Marco Friedl: "Wir werden jetzt direkt mit der Vorbereitung auf Regensburg starten. Wir wissen genau, was jetzt für uns möglich ist, was wir uns erarbeitet haben, obwohl wir schon so weit weg waren. Das dürfen wir uns nicht entgehen lassen. Wir wollen das Spiel unbedingt gewinnen. Der Sieg heute ist schön, bringt uns aber nur etwas, wenn wir nächste Woche auch gewinnen. Letzte Woche haben wir es verbockt, die anderen Mannschaften drängen von hinten, wir müssen das Spiel für uns positiv gestalten.“

Niklas Schmidt: "Es tut sehr gut, wieder alles in der eigenen Hand zu haben. Das muss Selbstvertrauen geben. Wir dürfen auf keinen Fall eine Sekunde nachlassen. Der Trainer sagte im Kreis, heute können wir uns freuen. Ab morgen gilt der volle Fokus auf Regensburg. Es ist noch ein Spiel, das wollen wir unbedingt positiv gestalten. Wir haben nächste Woche ein schweres Spiel vor uns, das wollen wir aber unbedingt gewinnen.“

Ole Werner: "Ich freue mich auf das Spiel nächste Woche. Ich bin voller Vorfreude, dass wir im Saisonfinale dabei sind, wenn es um die begehrten Plätze geht. Aber der Blick gilt jetzt erst mal zu der Arbeit, die wir zu verrichten haben. Und die Arbeit muss unter der Woche, ab heute eigentlich, anfangen, mit einer guten Regeneration und mit einer guten Trainingsleistung, sodass wir gut vorbereitet sind und dann gegen Regensburg gut zu spielen.“

Zur Unterstützung der Fans:

Marco Friedl: "Die Fans sind geil. Wie sie uns unterstützen taugt mir richtig! Unsere Fans sind unglaublich, das wissen wir nicht erst seit heute. Ich freue mich, dass wir ihnen heute etwas zurückgeben konnten. Danke an alle Fans!“

Niklas Schmidt: "Absolut phänomenal.
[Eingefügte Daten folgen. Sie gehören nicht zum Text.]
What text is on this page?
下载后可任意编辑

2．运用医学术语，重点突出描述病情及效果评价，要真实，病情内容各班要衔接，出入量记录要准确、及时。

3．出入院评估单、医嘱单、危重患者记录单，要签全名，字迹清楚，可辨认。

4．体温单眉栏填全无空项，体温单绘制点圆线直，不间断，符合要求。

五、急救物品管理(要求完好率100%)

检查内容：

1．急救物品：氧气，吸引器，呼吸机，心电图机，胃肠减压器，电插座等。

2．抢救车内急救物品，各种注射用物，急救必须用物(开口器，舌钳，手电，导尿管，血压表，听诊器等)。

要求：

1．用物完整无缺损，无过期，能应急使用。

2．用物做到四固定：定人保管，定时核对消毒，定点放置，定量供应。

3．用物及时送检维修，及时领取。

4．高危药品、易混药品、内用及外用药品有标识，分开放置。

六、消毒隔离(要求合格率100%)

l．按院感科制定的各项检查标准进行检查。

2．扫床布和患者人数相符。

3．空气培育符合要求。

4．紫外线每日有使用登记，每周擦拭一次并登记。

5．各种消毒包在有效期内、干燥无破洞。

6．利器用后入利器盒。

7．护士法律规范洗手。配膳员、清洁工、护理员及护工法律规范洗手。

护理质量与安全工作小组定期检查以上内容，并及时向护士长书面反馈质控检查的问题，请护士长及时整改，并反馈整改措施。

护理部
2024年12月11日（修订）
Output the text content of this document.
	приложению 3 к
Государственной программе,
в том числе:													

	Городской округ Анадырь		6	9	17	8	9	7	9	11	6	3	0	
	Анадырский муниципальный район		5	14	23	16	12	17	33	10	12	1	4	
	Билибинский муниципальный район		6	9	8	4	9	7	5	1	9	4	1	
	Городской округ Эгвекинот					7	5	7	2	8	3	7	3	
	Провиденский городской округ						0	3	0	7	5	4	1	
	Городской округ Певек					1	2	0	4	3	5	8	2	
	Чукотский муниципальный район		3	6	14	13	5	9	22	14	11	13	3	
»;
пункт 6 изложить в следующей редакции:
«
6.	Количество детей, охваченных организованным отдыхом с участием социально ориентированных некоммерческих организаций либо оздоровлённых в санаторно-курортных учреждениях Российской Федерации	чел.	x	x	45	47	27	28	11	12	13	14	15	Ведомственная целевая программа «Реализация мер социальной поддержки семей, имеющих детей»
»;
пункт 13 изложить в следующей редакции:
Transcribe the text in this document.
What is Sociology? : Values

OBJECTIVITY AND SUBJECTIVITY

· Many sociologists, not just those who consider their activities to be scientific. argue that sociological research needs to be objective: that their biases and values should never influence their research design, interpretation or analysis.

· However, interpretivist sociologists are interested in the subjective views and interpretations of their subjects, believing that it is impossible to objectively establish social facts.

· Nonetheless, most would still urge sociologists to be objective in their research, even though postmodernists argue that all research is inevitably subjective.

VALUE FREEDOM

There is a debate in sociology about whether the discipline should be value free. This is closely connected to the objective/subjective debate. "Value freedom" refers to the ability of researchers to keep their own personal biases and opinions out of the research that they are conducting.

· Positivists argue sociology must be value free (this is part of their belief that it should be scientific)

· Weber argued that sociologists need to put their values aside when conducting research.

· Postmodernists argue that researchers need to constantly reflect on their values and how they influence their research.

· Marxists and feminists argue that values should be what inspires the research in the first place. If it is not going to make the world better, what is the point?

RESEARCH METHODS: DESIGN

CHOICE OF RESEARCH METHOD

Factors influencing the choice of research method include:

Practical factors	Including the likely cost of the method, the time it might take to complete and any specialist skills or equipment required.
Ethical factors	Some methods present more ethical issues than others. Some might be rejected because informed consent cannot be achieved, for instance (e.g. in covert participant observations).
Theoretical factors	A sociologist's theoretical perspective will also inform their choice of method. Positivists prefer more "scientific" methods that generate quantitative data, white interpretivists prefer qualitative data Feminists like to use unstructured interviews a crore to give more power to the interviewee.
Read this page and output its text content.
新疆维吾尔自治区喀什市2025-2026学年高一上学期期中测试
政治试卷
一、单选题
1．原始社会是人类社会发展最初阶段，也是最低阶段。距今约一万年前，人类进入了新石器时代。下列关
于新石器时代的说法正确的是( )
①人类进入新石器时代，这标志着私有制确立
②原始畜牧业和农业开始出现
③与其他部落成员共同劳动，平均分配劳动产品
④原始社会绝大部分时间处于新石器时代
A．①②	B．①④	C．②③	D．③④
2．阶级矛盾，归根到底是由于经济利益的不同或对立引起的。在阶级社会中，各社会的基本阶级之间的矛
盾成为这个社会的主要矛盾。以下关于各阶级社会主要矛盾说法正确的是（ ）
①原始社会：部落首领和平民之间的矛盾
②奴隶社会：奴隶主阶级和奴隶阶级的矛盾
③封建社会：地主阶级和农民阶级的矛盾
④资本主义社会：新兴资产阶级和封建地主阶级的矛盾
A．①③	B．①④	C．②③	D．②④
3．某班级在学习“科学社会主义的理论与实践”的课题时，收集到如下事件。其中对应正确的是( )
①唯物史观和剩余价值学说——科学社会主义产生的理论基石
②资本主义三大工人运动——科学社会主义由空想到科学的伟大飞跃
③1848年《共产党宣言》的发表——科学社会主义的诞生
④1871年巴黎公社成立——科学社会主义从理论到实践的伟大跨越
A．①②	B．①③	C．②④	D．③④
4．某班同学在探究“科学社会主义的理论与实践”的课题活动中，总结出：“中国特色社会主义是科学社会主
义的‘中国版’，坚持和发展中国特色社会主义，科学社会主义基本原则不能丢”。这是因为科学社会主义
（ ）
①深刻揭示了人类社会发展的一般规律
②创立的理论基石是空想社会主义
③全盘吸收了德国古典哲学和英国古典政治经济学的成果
Auf dem Weg zum Stadion war schon jedes Auto am Hupen. Da haben wir uns gedacht, das können doch nicht nur 1.000 Fans sein. Wir haben uns riesig darauf gefreut, dass so viele da sind. Ich glaube, zu den Fans muss man nicht viel sagen. Sie sind unglaublich und pushen uns unglaublich nach vorne, jetzt wollen wir sie auch beschenken.“

Ole Werner: "Das war heute ein halbes Heimspiel von der Stimmung und vom Support her. Überall, wo du hingeguckt hast, nicht nur in unserem Block, überall eigentlich immer klar erkennbare grüne Flecken – so muss es sein und das hat uns sicherlich heute auch ein Stück weit getragen.